概要
全長10メートル・体重5トン程度と、モンゴルでは最大の獣脚類である(アジア最大の称号は2011年に命名されたズケンティラヌスに奪われた)。
多数の良好な標本が知られており、復元骨格は日本でも見ることができる。最近になって2~3歳ほどの幼体の化石が発掘され、ティラノサウルス類の成長過程の解明につながるとして注目されている。
ティラノサウルスと同属だとする説もあったが、タルボサウルスの方が華奢で前肢が短い点などから現在では多くの学者が否定している。原始的な特徴もあり、アメリカの近縁種の祖先ともされている。
おそらく死肉も食べただろうが、当時のゴビ砂漠の食物連鎖の頂点に君臨していただろう。サウロロフスやデイノケイルスなどの大型恐竜の化石に、タルボサウルスの可能性が高い歯型が残されていた事がそれを物語っている。
発見と命名の歴史
1920年代にアメリカ自然史博物館の調査隊によって、モンゴル・ゴビ砂漠に恐竜が生息していたことが判明した(ヴェロキラプトル、オヴィラプトル、プロトケラトプスなどがこの調査で発見された)。
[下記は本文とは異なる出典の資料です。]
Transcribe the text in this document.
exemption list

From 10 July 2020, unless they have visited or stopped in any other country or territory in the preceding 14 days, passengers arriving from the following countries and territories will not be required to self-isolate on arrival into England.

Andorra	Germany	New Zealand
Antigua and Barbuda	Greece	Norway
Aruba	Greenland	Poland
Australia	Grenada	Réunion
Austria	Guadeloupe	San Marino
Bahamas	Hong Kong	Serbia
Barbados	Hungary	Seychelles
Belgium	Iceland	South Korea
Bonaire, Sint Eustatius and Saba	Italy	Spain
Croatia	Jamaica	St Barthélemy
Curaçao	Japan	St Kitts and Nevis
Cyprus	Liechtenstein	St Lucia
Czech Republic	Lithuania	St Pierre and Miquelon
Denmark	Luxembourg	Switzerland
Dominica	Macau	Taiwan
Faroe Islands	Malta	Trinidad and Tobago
第二次世界大戦後、ソ連科学アカデミーの調査隊によって複数のティラノサウルス類の化石が発見された。この時発見された化石はティラノサウルス科の新種と考えられ、1955年の論文で「ティラノサウルス・バタール」、「タルボサウルス・エフレモヴィ」、「ゴルゴサウルス・ランキナトル」、「ゴルゴサウルス・ノヴォジロヴィ」の4種に分けて命名された。
ところが、1965年になり、「これらは全て同じ種ではないか?」という可能性が浮上。先取権規約の関係で「タルボサウルス・バタール」として統合されることになった。(学名は「警告する爬虫類の英雄」といった意味)
時は流れて1990年代。「ゴルゴサウルス・ノヴォジロヴィはタルボサウルスともゴルゴサウルスとも違う恐竜ではないか?」と考えられるようになり、ここに「マレエヴォサウルス・ノヴォジロヴィ」が誕生した。また、「タルボサウルスはティラノサウルスと同属でもいいんじゃないかな(→ティラノサウルス・バタール)」といった説や、「バタールはエフレモヴィと違う種だよ。でもティラノサウルス属でもないよ」ということで「ジンギスカン・バタール」とすることが提唱されたりと、訳の分からないことになった。
結局、現在では「やっぱりタルボサウルス・バタール1種でいいや」ということで落ち着いている。なお、中国の新疆ウイグル自治区から発見されたシャンシャノサウルスの他、ラプトレックスもタルボサウルスの幼体とされることが多い。